Retina runs hot, not sure why

Discussion in 'MacBook Pro' started by ViperDesign, Jun 28, 2012.

  1. ViperDesign macrumors 6502a

    ViperDesign

    Joined:
    Aug 7, 2007
    Location:
    Utah
    #1
    Man this laptop runs hot. I have it set on my computer desk just browsing the internet's' right now and the keys are hot and the silver panel just above the keys near the screen is extremely hot.

    This can't be very normal I would assume. It is not like I am doing anything that is taxing the GPU or CPU. I am using Google Canary right now, that is about it.

    Screen brightness is two clicks past the middle and I am running the screen at 1920x1200.

    Also I will add this is not in windows, this is running osx.
     
  2. basesloaded190 macrumors 68030

    basesloaded190

    Joined:
    Oct 16, 2007
    Location:
    Wisconsin
  3. GGJstudios macrumors Westmere

    GGJstudios

    Joined:
    May 16, 2008
    #3
    1. Launch Activity Monitor
    2. Change "My Processes" at the top to "All Processes"
    3. Click on the CPU column heading once or twice, so the arrow points downward (highest values on top).
    4. Click on the System Memory tab at the bottom.
    5. Take a screen shot of the whole Activity Monitor window, then scroll down to see the rest of the list, take another screen shot
    6. Post your screenshots.

    It's quite normal for Mac notebooks to run very warm. The Intel processors used in Macs are designed to automatically shut down to prevent damage if they truly overheat. CPU Tjmax = 105C, GPU Tjmax = 100C on i3, i5, i7 processors. (Source: Intel) If you're not already using it, iStat Pro will give you accurate readings of your temps and fan speeds, among other things.

    Unless there is a rare defect in a Mac, most temps are well within the normal operating range, considering the workload being put on it. Websites with Flash content, games and other multimedia apps will put higher demand on the CPU/GPU, generating more heat. This is normal. If you're constantly putting high demands on your system, such as gaming or other multimedia tasks, expect temps to rise and fans to spin up accordingly. It's just your Mac doing its job to maintain temps within the normal range.

    It is also quite normal for your Mac to become extremely hot to the touch during intensive operations.

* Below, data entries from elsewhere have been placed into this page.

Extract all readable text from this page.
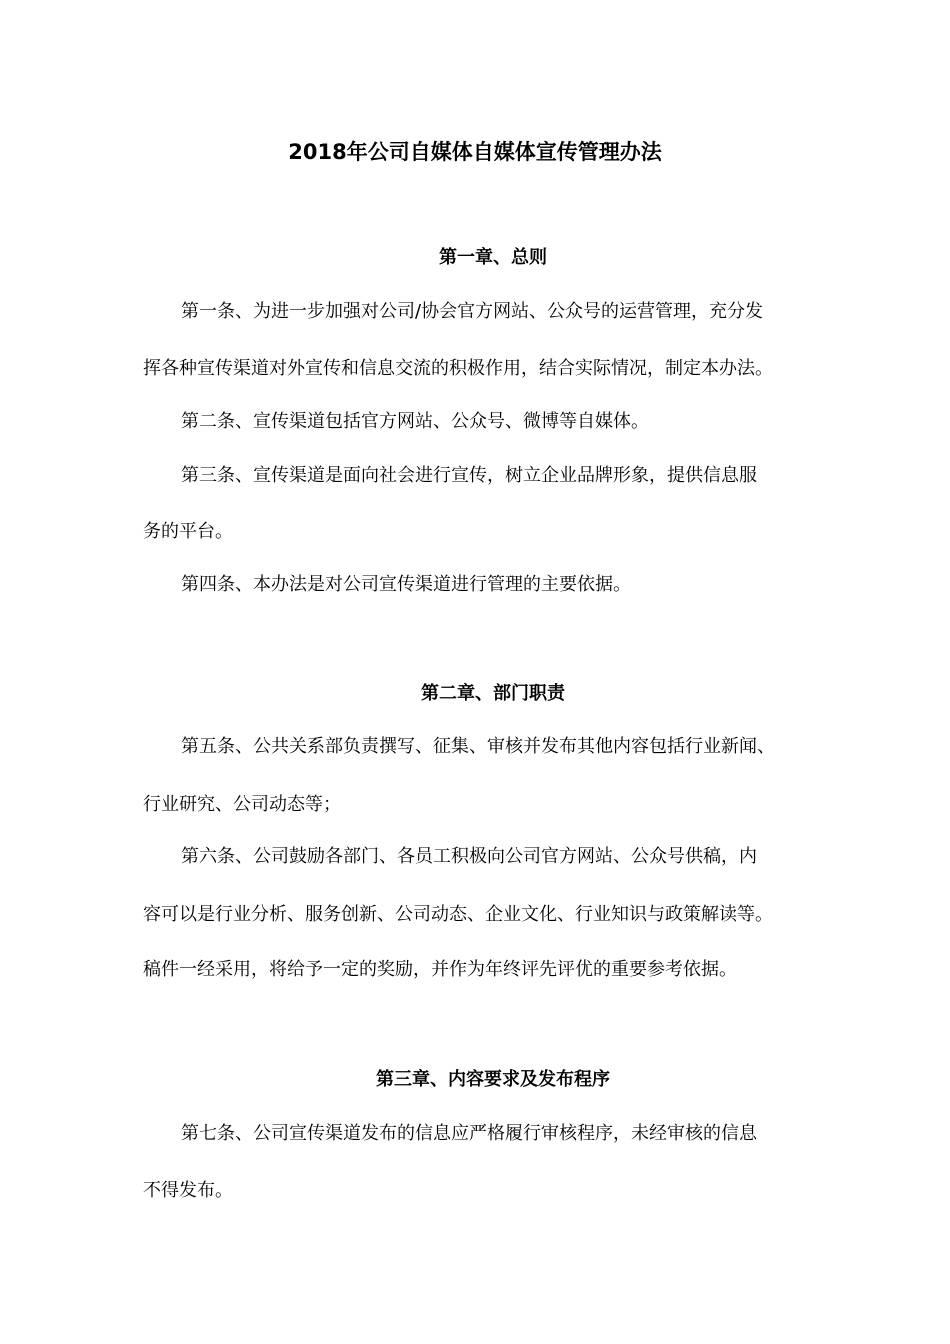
2018年公司自媒体自媒体宣传管理办法
第一章、总则
第一条、为进一步加强对公司/协会官方网站、公众号的运营管理，充分发
挥各种宣传渠道对外宣传和信息交流的积极作用，结合实际情况，制定本办法。
第二条、宣传渠道包括官方网站、公众号、微博等自媒体。
第三条、宣传渠道是面向社会进行宣传，树立企业品牌形象，提供信息服
务的平台。
第四条、本办法是对公司宣传渠道进行管理的主要依据。
第二章、部门职责
第五条、公共关系部负责撰写、征集、审核并发布其他内容包括行业新闻、
行业研究、公司动态等；
第六条、公司鼓励各部门、各员工积极向公司官方网站、公众号供稿，内
容可以是行业分析、服务创新、公司动态、企业文化、行业知识与政策解读等。
稿件一经采用，将给予一定的奖励，并作为年终评先评优的重要参考依据。
第三章、内容要求及发布程序
第七条、公司宣传渠道发布的信息应严格履行审核程序，未经审核的信息
不得发布。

The aluminum body transfers heat more effectively than other materials used in computer casings, so you will feel the heat more. This doesn't indicate that it's overheating and will not harm the computer to be hot to the touch.

    Your fans are always on when your Mac is on, spinning at a minimum of 2000 rpm (for MBPs) or 1800 rpm (for MBAs, MBs and minis). iMacs have 3 fans with minimum speeds in the 800-1200 range. They will spin faster as needed to keep temps at a safe level. If they're spinning up without increased heat, try resetting the SMC. (PRAM/NVRAM has nothing to do with these issues, so resetting it will not help.)

    The intake and exhaust vents are in the back of the computer near the hinge on all Mac notebooks (except the new MBP with retina display, which has intake vents along the sides at the bottom). The iMac vent is a slot on the back near the top of the computer. Make sure the vents remain unblocked to allow your computer to perform at its best.

    Learn about the fans in your Mac
    Apple Portables: Operating temperature

    For Flash-related issues:
     
  4. iViking macrumors 6502

    Joined:
    Oct 23, 2006
    #4
    That seems odd. Mine runs super cool and no notice of fan activity whatsoever. It seems to run as cool as the 11" MBA under casual usage.
     
  5. ViperDesign thread starter macrumors 6502a

    ViperDesign

    Joined:
    Aug 7, 2007
    Location:
    Utah
    #5
    I will post some screenshots in a bit, thanks for the very quick reply
     
  6. GGJstudios macrumors Westmere

    GGJstudios

    Joined:
    May 16, 2008
    #6
    Be sure to install iStat Pro, so you can get accurate temps, rather than just a perception.